Elle en a rendu compte à la cour dans son délibéré et l’arrêt a été rendu ce jour.
*****
FAITS, PROCÉDURE ET PRÉTENTIONS DES PARTIES
Après avoir été démarchée à son domicile par la société Prévoyance Habitat, Mme [O] [W] [Z] épouse [L] a passé commande le 12 avril 2011auprès de celle-ci d’une installation photovoltaïque.
Afin de financer cette opération, elle a souscrit le même jour un prêt auprès de la société Solfea, d’un montant de 15.900€ au TAEG de 5,95 % l’an.
Par acte extrajudiciaire du 30 décembre 2022, Mme [Z] a assigné la BNP Paribas Personal Finance, venant aux droits de la banque Solfea, devant le juge des contentieux de la protection du tribunal judiciaire de Grenoble afin de voir prononcer la nullité du contrat principal de commande de panneaux photovoltaïques conclu avec la société Prévoyance Habitat et celle du contrat de crédit affecté conclu avec la société Solfea.
Par jugement contradictoire du 30 novembre 2023, le juge des contentieux de la protection du tribunal précité a :
déclarées irrecevables les demandes formées par Mme [Z],
condamné Mme [Z] à verser à la société BNP Paribas Personnal Finance la somme de 1.000€ à titre de dommages-intérêts,
condamné Mme [Z] à verser à la société BNP Paribas Personnal Finance la somme de 1.000€ sur le fondement de l’article 700 du code de procédure civile,
débouté la BNP Paribas Personal Finance de ses demandes plus amples ou contraires,
rappelé que la décision est de plein droit exécutoire,
condamné Mme [Z] au paiement des dépens de l’instance.
La juridiction a retenu en substance que :
l’action de Mme [Z] est prescrite.
l’attitude tardive de Mme [Z] justifie sa condamnation à verser des dommages-intérêts à la BNP Paribas Personal Finance.
Par déclaration déposée le 30 janvier 2024, Mme [Z] a relevé appel.

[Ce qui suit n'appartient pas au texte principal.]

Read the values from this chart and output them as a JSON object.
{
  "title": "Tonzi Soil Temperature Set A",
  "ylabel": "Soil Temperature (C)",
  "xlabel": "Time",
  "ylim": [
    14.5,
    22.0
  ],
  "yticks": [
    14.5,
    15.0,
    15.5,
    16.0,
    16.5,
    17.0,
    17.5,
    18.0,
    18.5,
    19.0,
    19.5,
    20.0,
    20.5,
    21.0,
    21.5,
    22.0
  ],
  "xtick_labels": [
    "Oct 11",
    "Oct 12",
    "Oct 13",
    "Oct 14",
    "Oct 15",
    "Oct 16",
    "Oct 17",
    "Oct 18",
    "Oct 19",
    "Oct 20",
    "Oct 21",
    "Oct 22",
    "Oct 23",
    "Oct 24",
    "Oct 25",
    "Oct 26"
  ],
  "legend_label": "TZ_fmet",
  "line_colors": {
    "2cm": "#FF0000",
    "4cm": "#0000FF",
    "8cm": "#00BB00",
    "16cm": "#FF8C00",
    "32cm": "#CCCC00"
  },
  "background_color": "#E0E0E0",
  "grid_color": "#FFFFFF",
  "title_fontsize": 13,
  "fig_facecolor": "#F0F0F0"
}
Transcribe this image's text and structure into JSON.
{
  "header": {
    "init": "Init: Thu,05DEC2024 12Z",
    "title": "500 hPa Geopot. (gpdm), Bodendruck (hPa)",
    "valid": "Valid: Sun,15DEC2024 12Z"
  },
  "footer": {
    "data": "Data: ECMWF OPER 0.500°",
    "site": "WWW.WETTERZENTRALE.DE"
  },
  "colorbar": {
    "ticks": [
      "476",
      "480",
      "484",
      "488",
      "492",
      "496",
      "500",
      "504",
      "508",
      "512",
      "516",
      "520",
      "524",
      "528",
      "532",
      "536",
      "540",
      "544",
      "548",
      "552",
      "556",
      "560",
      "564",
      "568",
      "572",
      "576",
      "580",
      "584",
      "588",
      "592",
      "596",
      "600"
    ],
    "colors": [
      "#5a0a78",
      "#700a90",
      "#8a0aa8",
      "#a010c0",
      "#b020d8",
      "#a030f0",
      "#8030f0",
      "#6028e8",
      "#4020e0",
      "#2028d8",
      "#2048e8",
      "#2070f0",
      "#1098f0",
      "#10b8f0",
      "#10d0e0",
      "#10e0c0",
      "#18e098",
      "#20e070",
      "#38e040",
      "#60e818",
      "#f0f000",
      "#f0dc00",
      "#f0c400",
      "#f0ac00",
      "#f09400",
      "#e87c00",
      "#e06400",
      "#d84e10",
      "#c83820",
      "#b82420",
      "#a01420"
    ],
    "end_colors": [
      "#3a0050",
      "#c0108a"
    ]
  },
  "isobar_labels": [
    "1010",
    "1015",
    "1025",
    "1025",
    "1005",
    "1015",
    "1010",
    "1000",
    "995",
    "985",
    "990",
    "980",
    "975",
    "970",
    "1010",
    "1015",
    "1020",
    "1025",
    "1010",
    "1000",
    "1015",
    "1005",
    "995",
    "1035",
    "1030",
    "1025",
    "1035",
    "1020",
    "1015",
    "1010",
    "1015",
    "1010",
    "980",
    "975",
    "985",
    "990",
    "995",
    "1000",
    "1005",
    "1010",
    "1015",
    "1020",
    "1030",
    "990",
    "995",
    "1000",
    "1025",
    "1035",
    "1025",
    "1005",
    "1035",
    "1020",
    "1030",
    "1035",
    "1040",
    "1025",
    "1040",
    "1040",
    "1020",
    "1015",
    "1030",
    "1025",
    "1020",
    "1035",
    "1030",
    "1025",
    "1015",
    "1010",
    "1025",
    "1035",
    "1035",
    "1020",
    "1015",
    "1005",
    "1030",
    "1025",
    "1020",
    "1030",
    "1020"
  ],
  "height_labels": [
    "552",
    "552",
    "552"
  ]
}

Aux termes de ses uniques conclusions déposées le 26 avril 2024 sur le fondement des articles L.120-1, L.121-21, L.121-23, L.121-24, L.121-25, R.121-5, L.121-20-16, R.121- 4 du code de la consommation, des articles 1109, 1110, 1116, 1147, 1180, 1183, 1304, 1338, 1353, et 2224 du code civil et des articles 9 et 700 du code de procédure civile, Mme [Z] demande que la cour, la déclarant recevable et bien fondée en son appel, et y faisant droit :
infirme le jugement déféré,
statuant à nouveau,
la juge recevable en son action en nullité du contrat de vente pour dol formée à l’encontre de la société Prévoyance Habitat et de la société BNP Paribas Personal Finance,
la juge recevable en son action en nullité du contrat de vente en raison des irrégularités affectant le bon de commande formée à l’encontre de la société Prévoyance Habitat et de la société BNP Paribas Personal Finance,
la juge recevable en son action en responsabilité engagée contre la société BNP Paribas Personal Finance,
à titre principal,
prononce la nullité du contrat de vente qu’elle a conclu avec la société Prévoyance Habitat en raison des irrégularités affectant le bon de commande,
subsidiairement,
prononce la nullité du contrat de vente qu’elle a conclu avec la société Prévoyance Habitat sur le fondement du dol,
en conséquence,
prononce la nullité du contrat de crédit affecté qu’elle a conclu avec la société Prévoyance Habitat,
en tout état de cause,
constate que la banque a commis une faute et a manqué à son obligation de vigilance,
condamne la société BNP Paribas Personal Finance à lui verser la somme correspondant à l’intégralité du prix de vente de l’installation,
condamne la société BNP Paribas Personal Finance à lui verser la somme de tous les intérêts conventionnels et frais payés provisoirement arrêtés,
condamne la société BNP Paribas Personal Finance à lui verser :
la somme de 10.000€ au titre du coût de l’enlèvement de l’installation et de la remise en état de l’immeuble,
' la somme de 5.000€ au titre du préjudice moral subi,
' la somme de 3.000€ au titre de l’article 700 du code de procédure civile,
condamne la société BNP Paribas Personal Finance aux entiers dépens de l’instance.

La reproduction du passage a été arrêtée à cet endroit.